Cho also urged the restoration of military and government hotlines across the border, which had been cut by the North last year in response to the South imposing economic sanctions after a nuclear test by Pyongyang. In all, the North has conducted five nuclear tests and numerous missile tests.
The South also proposed separate talks by the rival states’ Red Cross organisations to resume a humanitarian project to reunite families separated during the 1950-53 Korean War in closely supervised events held over a few days.
The South Korean Red Cross suggested talks be held on Aug 1, with possible reunions over the Korean thanksgiving Chuseok holiday, which falls in October this year.
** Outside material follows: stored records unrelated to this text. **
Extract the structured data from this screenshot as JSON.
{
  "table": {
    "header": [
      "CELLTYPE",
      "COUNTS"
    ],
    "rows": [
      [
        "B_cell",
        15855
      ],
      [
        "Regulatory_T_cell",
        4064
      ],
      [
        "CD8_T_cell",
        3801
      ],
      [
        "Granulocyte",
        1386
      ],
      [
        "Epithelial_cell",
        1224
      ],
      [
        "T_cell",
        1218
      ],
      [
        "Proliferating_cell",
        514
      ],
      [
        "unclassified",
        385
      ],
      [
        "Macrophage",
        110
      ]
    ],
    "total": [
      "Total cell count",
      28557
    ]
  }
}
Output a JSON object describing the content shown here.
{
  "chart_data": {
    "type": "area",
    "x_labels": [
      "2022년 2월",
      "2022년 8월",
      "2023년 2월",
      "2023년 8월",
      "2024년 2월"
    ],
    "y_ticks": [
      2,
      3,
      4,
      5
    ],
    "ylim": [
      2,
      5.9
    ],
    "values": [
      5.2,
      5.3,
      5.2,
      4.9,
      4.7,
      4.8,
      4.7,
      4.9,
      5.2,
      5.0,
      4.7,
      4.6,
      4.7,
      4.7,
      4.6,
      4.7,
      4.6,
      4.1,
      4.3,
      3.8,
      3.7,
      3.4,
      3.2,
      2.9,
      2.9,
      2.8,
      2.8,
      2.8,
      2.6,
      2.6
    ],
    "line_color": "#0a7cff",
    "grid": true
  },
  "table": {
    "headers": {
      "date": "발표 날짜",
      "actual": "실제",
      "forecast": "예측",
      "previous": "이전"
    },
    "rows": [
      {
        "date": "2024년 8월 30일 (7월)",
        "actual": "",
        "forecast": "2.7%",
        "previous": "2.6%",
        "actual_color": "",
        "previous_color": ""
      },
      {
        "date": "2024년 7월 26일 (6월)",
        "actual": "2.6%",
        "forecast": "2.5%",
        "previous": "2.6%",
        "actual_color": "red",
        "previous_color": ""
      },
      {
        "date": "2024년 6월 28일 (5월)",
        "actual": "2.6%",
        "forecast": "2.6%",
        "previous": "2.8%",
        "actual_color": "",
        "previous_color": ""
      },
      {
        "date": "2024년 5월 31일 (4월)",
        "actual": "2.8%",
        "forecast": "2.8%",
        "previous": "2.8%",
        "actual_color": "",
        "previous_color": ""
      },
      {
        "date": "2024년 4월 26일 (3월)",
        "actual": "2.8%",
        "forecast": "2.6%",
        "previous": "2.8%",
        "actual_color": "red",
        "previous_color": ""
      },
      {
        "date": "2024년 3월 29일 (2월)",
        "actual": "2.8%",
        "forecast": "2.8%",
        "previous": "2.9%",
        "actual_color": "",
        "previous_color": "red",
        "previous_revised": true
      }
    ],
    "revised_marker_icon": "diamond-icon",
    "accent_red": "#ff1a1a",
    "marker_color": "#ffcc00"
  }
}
The last such reunions were held in October 2015 during the government of Moon’s predecessor under a futile push for reconciliation following a sharp increase in tension over border incidents involving a landmine blast and artillery fire.
China, which has close ties to Pyongyang despite Beijing’s anger over North Korea’s missile and nuclear tests, welcomed the proposal, saying cooperation and reconciliation between the two Koreas was good for everyone and could help ease tensions.
“We hope that North and South Korea can work hard to go in a positive direction and create conditions to break the deadlock and resume dialogue and consultation,” Chinese Foreign Ministry spokesman Lu Kang told a daily news briefing.
Meanwhile, the European Union is considering tougher sanctions on North Korea over its first intercontinental ballistic missile test to prevent the isolated country from funding further nuclear weapons development.
In a statement Monday, the EU’s executive arm condemned the test earlier this month as a “serious threat to international peace and security” and urged an end to such actions.
In addition to existing sanctions, the statement said, the EU “will consider further appropriate responses” in coordination with allies and UN efforts.
The EU also offered European support for South Korean efforts to negotiate with North Korea.
The missile launch has stoked international security fears. North Korean leader Kim Jong Un said he would never negotiate his weapons programs unless the United States abandons its hostile policy toward his country.